柔道全日本女子の園田隆二監督による選手への暴力や桜宮高校の体罰問題など、スポーツ界における指導者の暴力的指導がクローズアップされています。こういう問題を考えるとき、格好のケースが暴力的指導を一掃して常勝チームをつくった落合元中日監督だと思うのですが、中日ファン以外にはあまり知られていないようで。そりゃそうか。
そこで、落合監督のチームづくりについて簡単にまとめておこうと思います。
封建的な野球部の体質に嫌気
中学一年から四番でエースを張った落合氏は秋田工業に進学し、高校でも一年から四番を打ちました。しかし、すぐに野球部の練習どころか学校へもろくに登校しなくなり、試合の一週間前になると監督からお呼びがかかって練習に出る、という幽霊部員と化します。その理由は、先輩部員からの暴力でした。
いきなりレギュラーだったから、そりゃもう、風当たりなんか人一倍強かった。上級生には毎日ぶん殴られた。
だいたい、オレが練習に行かなくなった一因もそこにあるんだ。野球部の封建的な体質がたまらなかった。だって、たかが一、二年早く生まれただけで、なんでそいつらにぶん殴られなきゃいけないの。
(落合博満『なんと言われようとオレ流さ』)
高校を卒業した落合氏は東洋大学野球部に進み、卒業年の二月から合宿所にはいりましたが、早くも四月には夜逃げ同然で飛び出し退学しました。辞めた理由は「高校のときと同じ」。
ちなみに退学後は上野公園や日比谷公園でホームレス同然の生活をした後、帰郷。ボウリング場でアルバイトをしながらプロボウラーを目指したものの、プロテスト受験の際にスピード違反で切符を切られ、受験料が払えなくなり断念したそうです。
そして紆余曲折の末、社会人野球からプロ入りして三冠王三回の偉業を成し遂げ、2004年から中日ドラゴンズ監督としてチームの指揮をとることになります。
「指導者の顔色をうかがって動くような選手を育てるな」
落合氏が監督した際、呼び集めたコーチに選手への暴力を禁止しました。これについて、落合監督の右腕を務めた森繁和元ヘッドコーチはこう述懐しています。
さて、いざ契約という段階になって監督から言われたのが、
「選手にいっさい手を上げてはならない」
という、特に私への要望だった。
「シゲ、これだけは守ってくれ。
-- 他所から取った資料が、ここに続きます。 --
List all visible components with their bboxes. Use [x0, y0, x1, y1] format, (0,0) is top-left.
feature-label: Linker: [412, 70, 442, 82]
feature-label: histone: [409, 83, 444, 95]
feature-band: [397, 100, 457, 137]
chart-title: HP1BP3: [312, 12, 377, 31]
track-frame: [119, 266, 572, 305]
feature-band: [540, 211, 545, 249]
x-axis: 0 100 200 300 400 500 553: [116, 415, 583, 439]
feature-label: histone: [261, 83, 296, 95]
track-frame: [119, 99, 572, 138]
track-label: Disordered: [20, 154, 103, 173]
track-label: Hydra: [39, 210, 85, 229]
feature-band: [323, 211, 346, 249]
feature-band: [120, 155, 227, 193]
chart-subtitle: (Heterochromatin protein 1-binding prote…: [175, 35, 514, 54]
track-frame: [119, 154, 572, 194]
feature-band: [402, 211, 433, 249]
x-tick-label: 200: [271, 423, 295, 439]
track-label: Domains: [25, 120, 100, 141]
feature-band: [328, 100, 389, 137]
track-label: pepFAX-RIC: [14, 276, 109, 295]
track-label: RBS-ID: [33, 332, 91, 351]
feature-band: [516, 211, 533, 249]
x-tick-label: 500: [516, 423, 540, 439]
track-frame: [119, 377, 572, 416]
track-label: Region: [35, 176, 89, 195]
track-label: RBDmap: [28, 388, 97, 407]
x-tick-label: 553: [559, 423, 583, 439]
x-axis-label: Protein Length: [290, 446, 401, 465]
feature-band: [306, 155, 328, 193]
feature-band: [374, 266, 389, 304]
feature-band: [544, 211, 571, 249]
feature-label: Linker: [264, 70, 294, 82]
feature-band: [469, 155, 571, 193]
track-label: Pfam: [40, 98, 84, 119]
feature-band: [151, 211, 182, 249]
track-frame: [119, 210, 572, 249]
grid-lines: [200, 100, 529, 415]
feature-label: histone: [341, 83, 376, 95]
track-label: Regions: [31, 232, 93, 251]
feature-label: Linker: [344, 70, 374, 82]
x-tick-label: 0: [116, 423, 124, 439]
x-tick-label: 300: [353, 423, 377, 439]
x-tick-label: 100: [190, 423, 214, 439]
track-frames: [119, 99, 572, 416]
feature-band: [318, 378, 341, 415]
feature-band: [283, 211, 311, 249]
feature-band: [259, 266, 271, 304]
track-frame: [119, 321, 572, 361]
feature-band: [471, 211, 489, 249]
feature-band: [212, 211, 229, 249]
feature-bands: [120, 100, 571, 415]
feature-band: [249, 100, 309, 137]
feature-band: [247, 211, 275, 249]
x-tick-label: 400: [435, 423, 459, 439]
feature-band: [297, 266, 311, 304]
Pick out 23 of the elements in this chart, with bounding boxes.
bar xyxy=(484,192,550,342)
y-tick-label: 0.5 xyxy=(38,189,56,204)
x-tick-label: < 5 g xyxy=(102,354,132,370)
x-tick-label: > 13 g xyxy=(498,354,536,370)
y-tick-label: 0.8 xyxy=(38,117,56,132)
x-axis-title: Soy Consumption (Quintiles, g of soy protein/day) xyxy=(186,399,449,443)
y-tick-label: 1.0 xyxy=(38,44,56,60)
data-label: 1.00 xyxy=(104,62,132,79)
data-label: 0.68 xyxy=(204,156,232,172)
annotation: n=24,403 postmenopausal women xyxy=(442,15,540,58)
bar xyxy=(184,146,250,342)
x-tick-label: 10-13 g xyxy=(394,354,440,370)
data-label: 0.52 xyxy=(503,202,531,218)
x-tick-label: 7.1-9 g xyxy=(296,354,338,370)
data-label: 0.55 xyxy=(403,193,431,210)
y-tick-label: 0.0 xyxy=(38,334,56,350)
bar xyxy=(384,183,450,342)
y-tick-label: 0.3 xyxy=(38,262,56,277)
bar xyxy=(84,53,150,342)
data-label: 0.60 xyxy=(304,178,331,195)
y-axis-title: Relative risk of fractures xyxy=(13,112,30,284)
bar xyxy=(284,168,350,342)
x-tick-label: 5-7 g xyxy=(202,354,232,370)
このチームは、シゲが今まで指導してきたチームと違うぞ。選手が、監督やコーチの顔色や機嫌を見て動くようになっている。選手が上に怯えているようではいけないが、その習性が抜けきっていないチームだ。首脳陣が舐められてしまうことは良くないが、指導者の顔色をうかがって動くような選手だけは育てないでほしい。だから、手だけは上げないでくれ」
(『参謀 落合監督を支えた右腕の「見守る力」』)
では、鉄拳を使わずどう選手を指導していくのか。落合氏はこう書いています。
8年間、監督を務めてきて強く感じているのは、選手の動きを常に観察し、彼らがどんな思いを抱いてプレーしているのか、自分をどう成長させたいのかを感じ取ってやることの大切さだ。自分なりに選手の気持ちを感じ取り、その意に沿ったアドバイスをすることができれば、それが厳しさを含んだものであれ、選手がこちらを見る目は変わる。
(『采配』落合博満)
暴力が選手へ恐怖を与えていることすら気付かなかった、女子柔道の園田監督とは対照的な姿勢だと思います。こうした指導方針の結果は、監督を務めた8年間でリーグ優勝4回、それ以外の年もすべてAクラスという輝かしいものにつながりました。
スポーツ界の暴力問題について、落合元監督の事例から学ぶべきことは二つあると思います。
一つは、暴力を振るわなくても強い選手とチームを育て、勝てること。
もう一つは、暴力を振るわれた選手が競技をやめるかもしれないこと。
もし落合氏が高校か大学で野球部をドロップアウトしたままになっていたら、これほど卓越した選手、監督の活躍を我々は見ることができませんでした。有望な選手の芽を摘むことは、その競技にとっても大きな損失というか、自殺行為でしかありません。